Pour Junior Pouliot, qui gravite dans l’entourage de l’Océanic, l’expérience du Lightning pourrait faire la différence dans cette confrontation. Proche de la famille, il se réjouit surtout de voir D’Astous poursuivre son rêve jusque jusque dans les séries éliminatoires.

« Je me suis occupé de lui lorsqu’il jouait avec l’Océanic. Son père, Dany, a travaillé pour moi et Marie-Claude est une amie précieuse. Je l’ai vu trois fois cette année, dont lors de la Classique hivernale à Tampa Bay. Il nous avait invités ma conjointe Mélanie, ma fille Alice et moi, avec les familles des joueurs. Nous avons été reçus comme des rois. Je suis surtout fier qu’un Rimouskois de souche nous rende si fiers », raconte-t-il.

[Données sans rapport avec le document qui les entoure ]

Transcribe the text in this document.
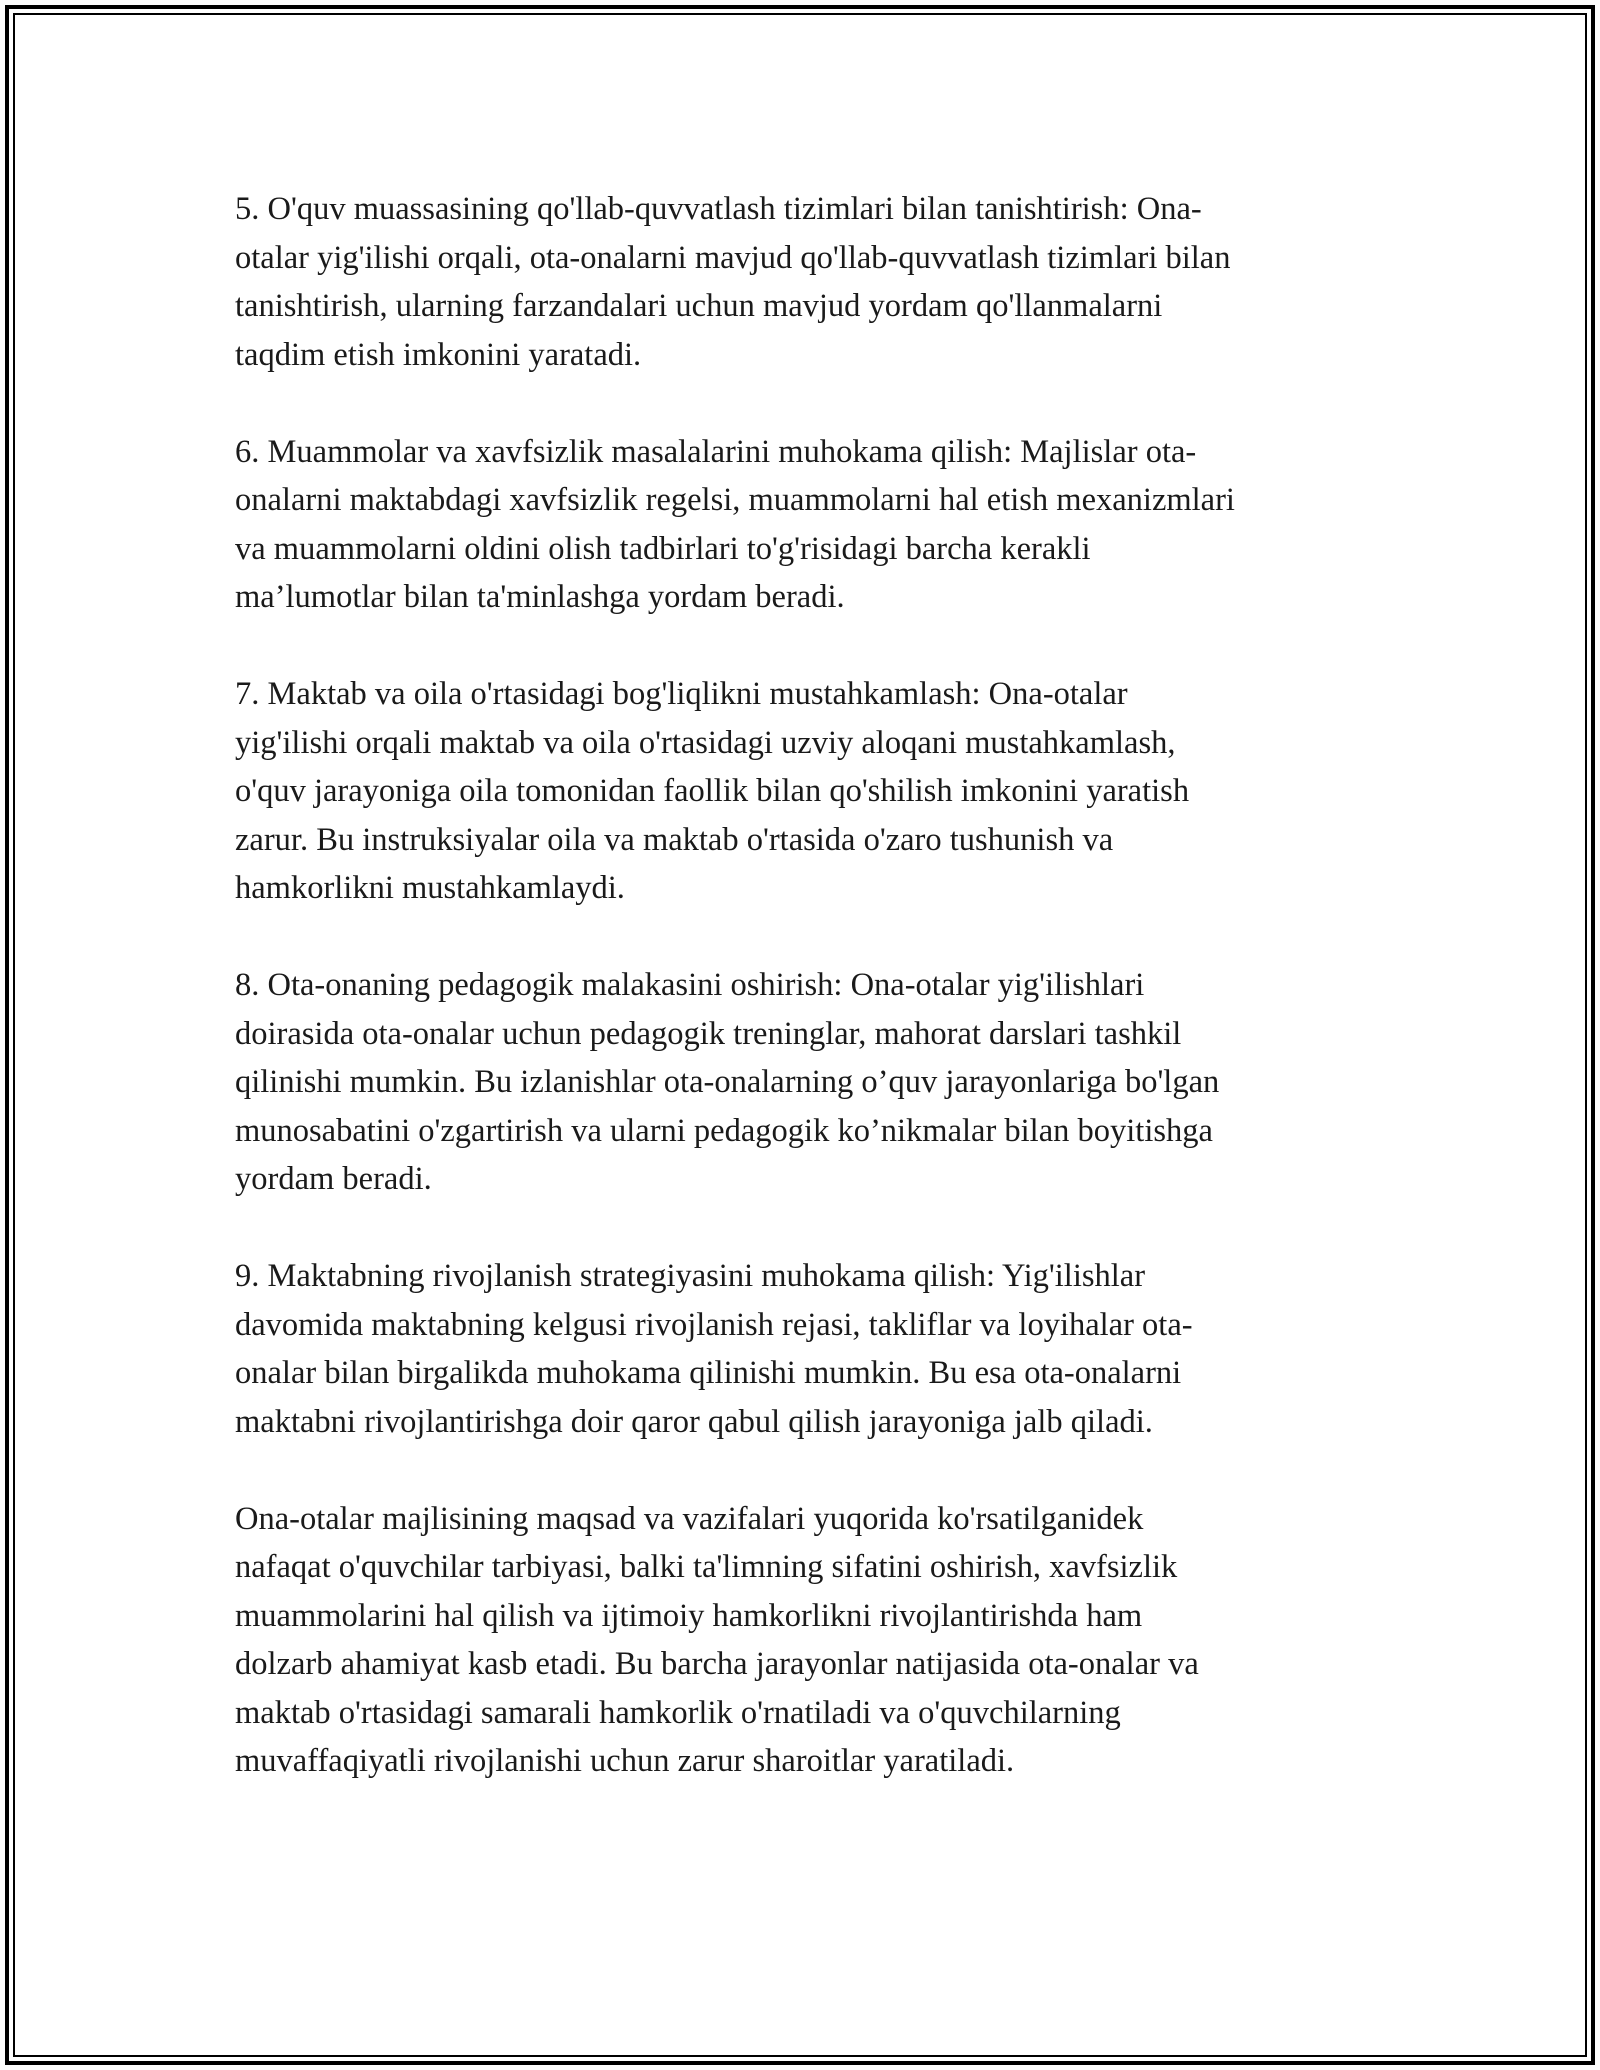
5. O'quv muassasining qo'llab-quvvatlash tizimlari bilan tanishtirish: Ona-
otalar yig'ilishi orqali, ota-onalarni mavjud qo'llab-quvvatlash tizimlari bilan
tanishtirish, ularning farzandalari uchun mavjud yordam qo'llanmalarni
taqdim etish imkonini yaratadi.

6. Muammolar va xavfsizlik masalalarini muhokama qilish: Majlislar ota-
onalarni maktabdagi xavfsizlik regelsi, muammolarni hal etish mexanizmlari
va muammolarni oldini olish tadbirlari to'g'risidagi barcha kerakli
ma’lumotlar bilan ta'minlashga yordam beradi.

7. Maktab va oila o'rtasidagi bog'liqlikni mustahkamlash: Ona-otalar
yig'ilishi orqali maktab va oila o'rtasidagi uzviy aloqani mustahkamlash,
o'quv jarayoniga oila tomonidan faollik bilan qo'shilish imkonini yaratish
zarur. Bu instruksiyalar oila va maktab o'rtasida o'zaro tushunish va
hamkorlikni mustahkamlaydi.

8. Ota-onaning pedagogik malakasini oshirish: Ona-otalar yig'ilishlari
doirasida ota-onalar uchun pedagogik treninglar, mahorat darslari tashkil
qilinishi mumkin. Bu izlanishlar ota-onalarning o’quv jarayonlariga bo'lgan
munosabatini o'zgartirish va ularni pedagogik ko’nikmalar bilan boyitishga
yordam beradi.

9. Maktabning rivojlanish strategiyasini muhokama qilish: Yig'ilishlar
davomida maktabning kelgusi rivojlanish rejasi, takliflar va loyihalar ota-
onalar bilan birgalikda muhokama qilinishi mumkin. Bu esa ota-onalarni
maktabni rivojlantirishga doir qaror qabul qilish jarayoniga jalb qiladi.

Ona-otalar majlisining maqsad va vazifalari yuqorida ko'rsatilganidek
nafaqat o'quvchilar tarbiyasi, balki ta'limning sifatini oshirish, xavfsizlik
muammolarini hal qilish va ijtimoiy hamkorlikni rivojlantirishda ham
dolzarb ahamiyat kasb etadi. Bu barcha jarayonlar natijasida ota-onalar va
maktab o'rtasidagi samarali hamkorlik o'rnatiladi va o'quvchilarning
muvaffaqiyatli rivojlanishi uchun zarur sharoitlar yaratiladi.
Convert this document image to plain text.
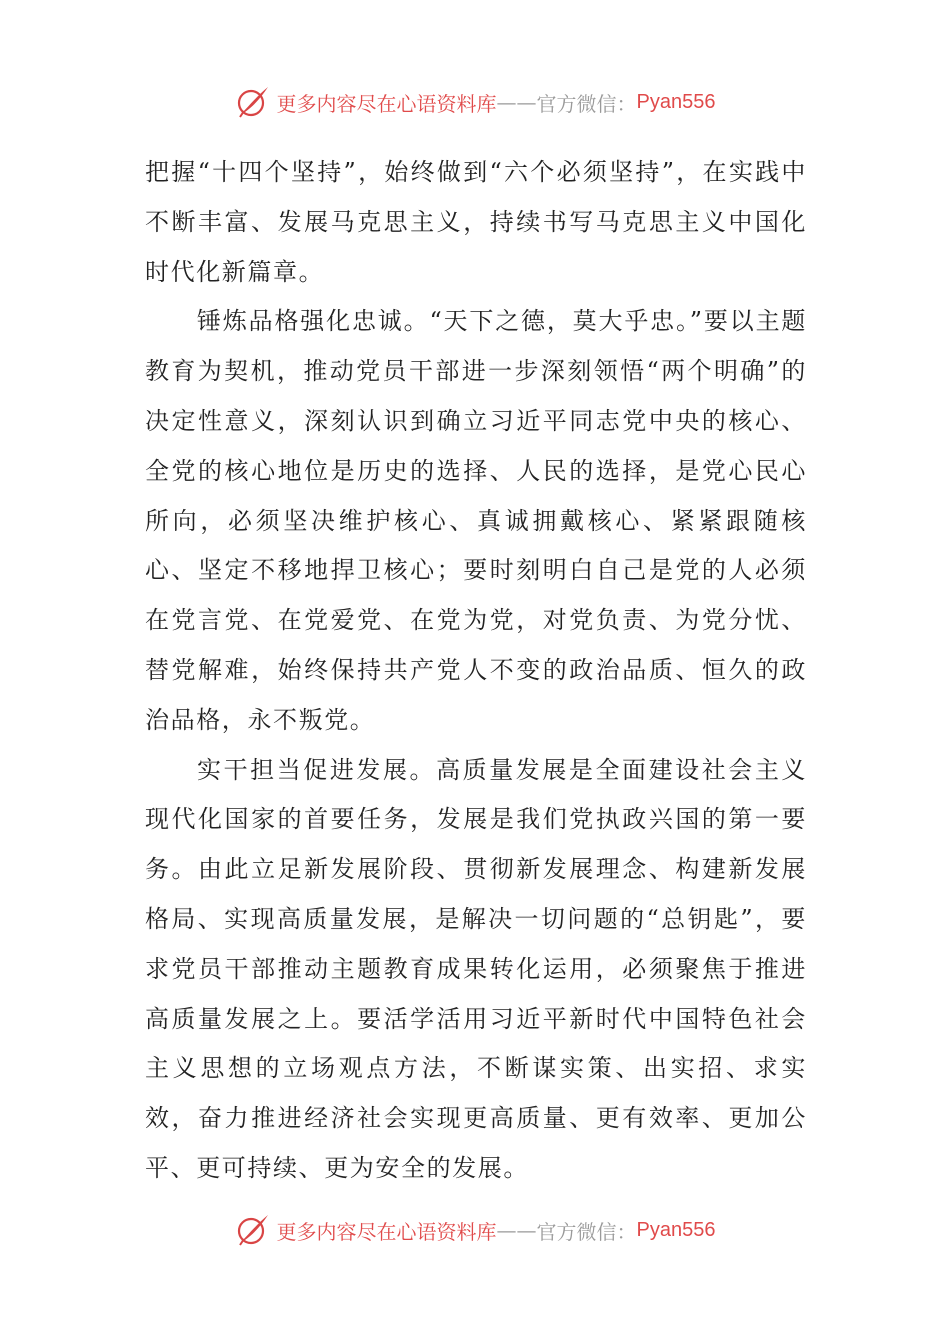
更多内容尽在心语资料库 —— 官方微信： Pyan556

把握“十四个坚持”，始终做到“六个必须坚持”，在实践中不断丰富、发展马克思主义，持续书写马克思主义中国化时代化新篇章。

锤炼品格强化忠诚。“天下之德，莫大乎忠。”要以主题教育为契机，推动党员干部进一步深刻领悟“两个明确”的决定性意义，深刻认识到确立习近平同志党中央的核心、全党的核心地位是历史的选择、人民的选择，是党心民心所向，必须坚决维护核心、真诚拥戴核心、紧紧跟随核心、坚定不移地捍卫核心；要时刻明白自己是党的人必须在党言党、在党爱党、在党为党，对党负责、为党分忧、替党解难，始终保持共产党人不变的政治品质、恒久的政治品格，永不叛党。

实干担当促进发展。高质量发展是全面建设社会主义现代化国家的首要任务，发展是我们党执政兴国的第一要务。由此立足新发展阶段、贯彻新发展理念、构建新发展格局、实现高质量发展，是解决一切问题的“总钥匙”，要求党员干部推动主题教育成果转化运用，必须聚焦于推进高质量发展之上。要活学活用习近平新时代中国特色社会主义思想的立场观点方法，不断谋实策、出实招、求实效，奋力推进经济社会实现更高质量、更有效率、更加公平、更可持续、更为安全的发展。

更多内容尽在心语资料库 —— 官方微信： Pyan556
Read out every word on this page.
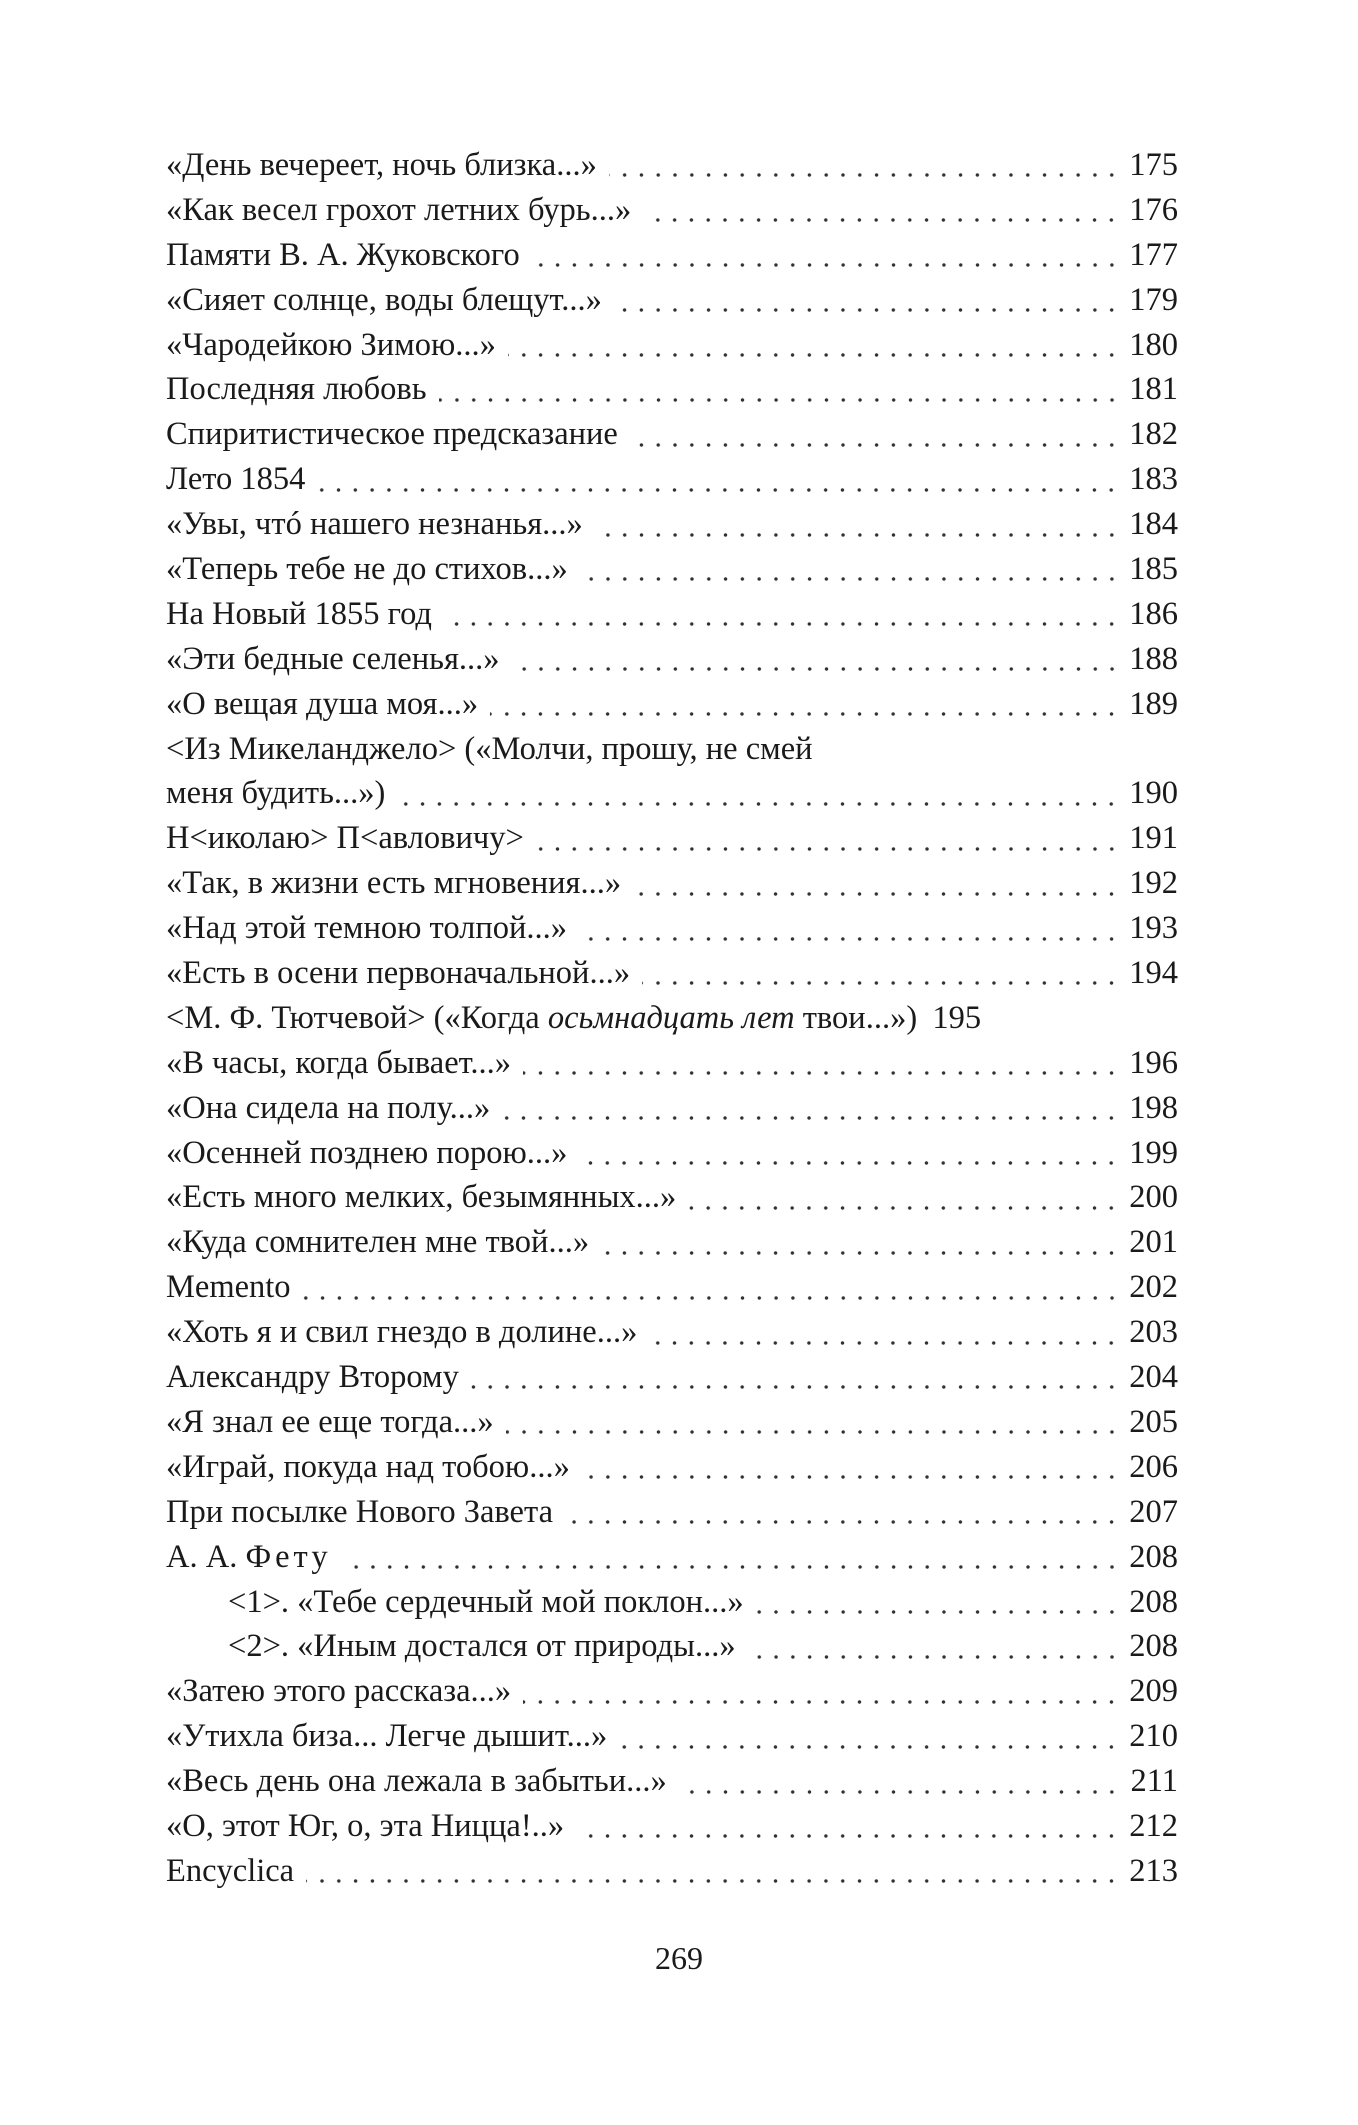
«День вечереет, ночь близка...»	175
«Как весел грохот летних бурь...»	176
Памяти В. А. Жуковского	177
«Сияет солнце, воды блещут...»	179
«Чародейкою Зимою...»	180
Последняя любовь	181
Спиритистическое предсказание	182
Лето 1854	183
«Увы, чтó нашего незнанья...»	184
«Теперь тебе не до стихов...»	185
На Новый 1855 год	186
«Эти бедные селенья...»	188
«О вещая душа моя...»	189
<Из Микеланджело> («Молчи, прошу, не смей
меня будить...»)	190
Н<иколаю> П<авловичу>	191
«Так, в жизни есть мгновения...»	192
«Над этой темною толпой...»	193
«Есть в осени первоначальной...»	194
<М. Ф. Тютчевой> («Когда осьмнадцать лет твои...») 195
«В часы, когда бывает...»	196
«Она сидела на полу...»	198
«Осенней позднею порою...»	199
«Есть много мелких, безымянных...»	200
«Куда сомнителен мне твой...»	201
Memento	202
«Хоть я и свил гнездо в долине...»	203
Александру Второму	204
«Я знал ее еще тогда...»	205
«Играй, покуда над тобою...»	206
При посылке Нового Завета	207
А. А. Фету	208
<1>. «Тебе сердечный мой поклон...»	208
<2>. «Иным достался от природы...»	208
«Затею этого рассказа...»	209
«Утихла биза... Легче дышит...»	210
«Весь день она лежала в забытьи...»	211
«О, этот Юг, о, эта Ницца!..»	212
Encyclica	213
269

Charle-Edouard D’Astous, à la Classique hivernale 2026 à Tampa Bay, en compagnie d’Alice, Mélanie Beaulieu et Junior Pouliot. (Photo courtoisie)

Le directeur administratif de l’Océanic, Jean-Philippe Bérubé, estime que cette percée dans la LNH représente l’aboutissement d’années de travail et de persévérance pour Charle-Édouard D’Astous.

« Il a toujours cru qu’il pouvait atteindre le plus haut niveau. Il a été défenseur de l’année partout où il est passé. Je suis heureux pour mon ami et comme membre de l’Océanic. Ce sera très émotif, mais les Québécois verront de quoi il est capable. C’est à lui de profiter de chaque instant. Charle-Édouard est un ambassadeur hors pair de l’Océanic. C’est une belle histoire de résilience et de caractère. Je suis fier de lui », souligne-t-il.

À Rimouski, nombreux sont ceux qui suivront donc cette série avec le cœur partagé entre le Canadien et l’un des leurs, qui endossera l’uniforme du Lightning!